The university’s official fourth week enrollment is 14,189 undergraduate, graduate and professional students. This is an increase of 960 from the official figure a year ago. The official fall 2008 enrollment was 13,229 students, which was released on Sept. 23, 2008. Part of the increase comes from an all time record for graduate student enrollment. The official enrollment figures, which are compiled following the fourth week of classes, were announced September 22.
“Our continuing growth, particularly in our graduate programs, is truly significant and exciting,” said President Joseph A. Chapman. “NDSU has always been committed to being a university engaged with its students. This enrollment figure reflects on our success at providing a high quality education and experience for students.”
Prakash Mathew, vice president for student affairs, credits the enrollment increase to student retention, graduate students, international students, and transfer students.
Undergraduate student enrollment is 11,733, which is up 672 from a year ago.

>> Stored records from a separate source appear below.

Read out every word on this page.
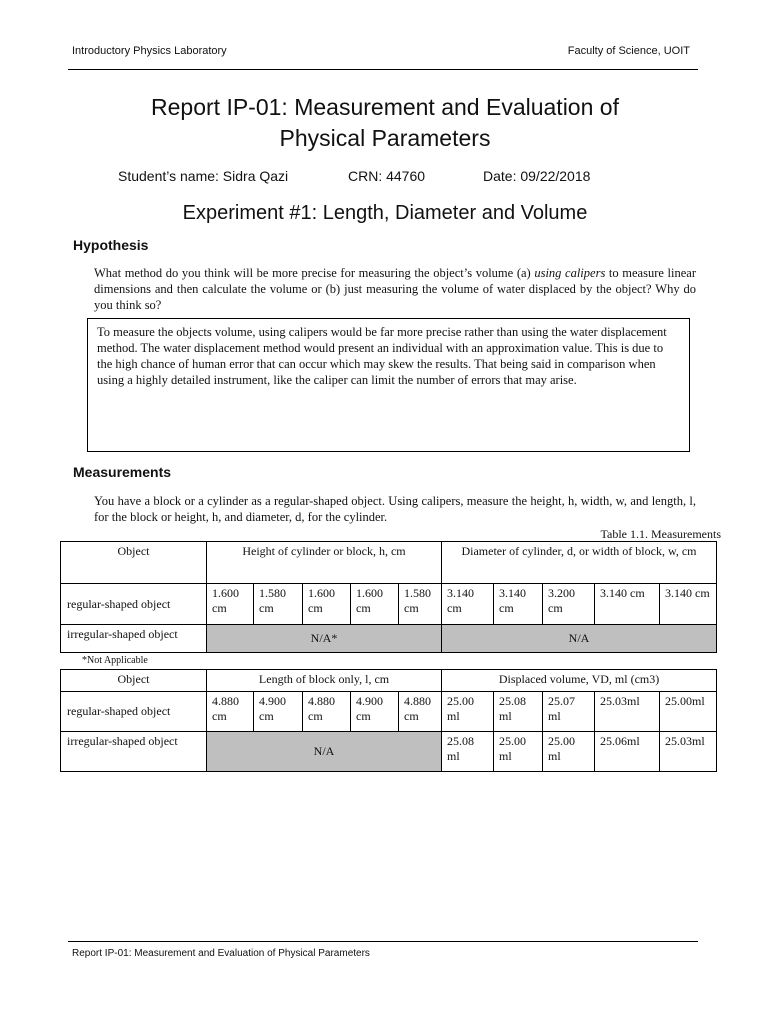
Introductory Physics Laboratory	Faculty of Science, UOIT
Report IP-01: Measurement and Evaluation of
Physical Parameters
Student’s name: Sidra Qazi	CRN: 44760	Date: 09/22/2018
Experiment #1: Length, Diameter and Volume
Hypothesis
What method do you think will be more precise for measuring the object’s volume (a) using calipers to measure linear dimensions and then calculate the volume or (b) just measuring the volume of water displaced by the object? Why do you think so?
To measure the objects volume, using calipers would be far more precise rather than using the water displacement method. The water displacement method would present an individual with an approximation value. This is due to the high chance of human error that can occur which may skew the results. That being said in comparison when using a highly detailed instrument, like the caliper can limit the number of errors that may arise.
Measurements
You have a block or a cylinder as a regular-shaped object. Using calipers, measure the height, h, width, w, and length, l, for the block or height, h, and diameter, d, for the cylinder.
Table 1.1. Measurements
Object	Height of cylinder or block, h, cm					Diameter of cylinder, d, or width of block, w, cm				
regular-shaped object	1.600 cm	1.580 cm	1.600 cm	1.600 cm	1.580 cm	3.140 cm	3.140 cm	3.200 cm	3.140 cm	3.140 cm
irregular-shaped object	N/A*					N/A				
*Not Applicable
Object	Length of block only, l, cm					Displaced volume, VD, ml (cm3)				
regular-shaped object	4.880 cm	4.900 cm	4.880 cm	4.900 cm	4.880 cm	25.00 ml	25.08 ml	25.07 ml	25.03ml	25.00ml
irregular-shaped object	N/A					25.08 ml	25.00 ml	25.00 ml	25.06ml	25.03ml
Report IP-01: Measurement and Evaluation of Physical Parameters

Graduate student enrollment is 2,103 up by 285 students from a year ago. NDSU’s international student population also reached an all-time high of 1,171 students, an increase of 208 from 2008.
“It is gratifying to know that our prospective students are recognizing the quality of education we are providing at NDSU. I also believe that we are very intentional in everything that we do in our recruitment and retention process,” said Prakash Mathew, vice president for student affairs. “I believe the responsibility for recruitment is a function of every member of the university community. We take great pride in the fact that we are a welcoming community at NDSU.”
David Wittrock, dean of the graduate school, believes several factors play a part in the significant increase in graduate student enrollment.
“Certainly, the reputation of our graduate programs has attracted students. I also believe the increase is tied to the economy. North Dakota’s economy is in relatively good shape as compared to the rest of the country and that draws students. Many are choosing graduate education to have an edge over others in the job market,” said Wittrock.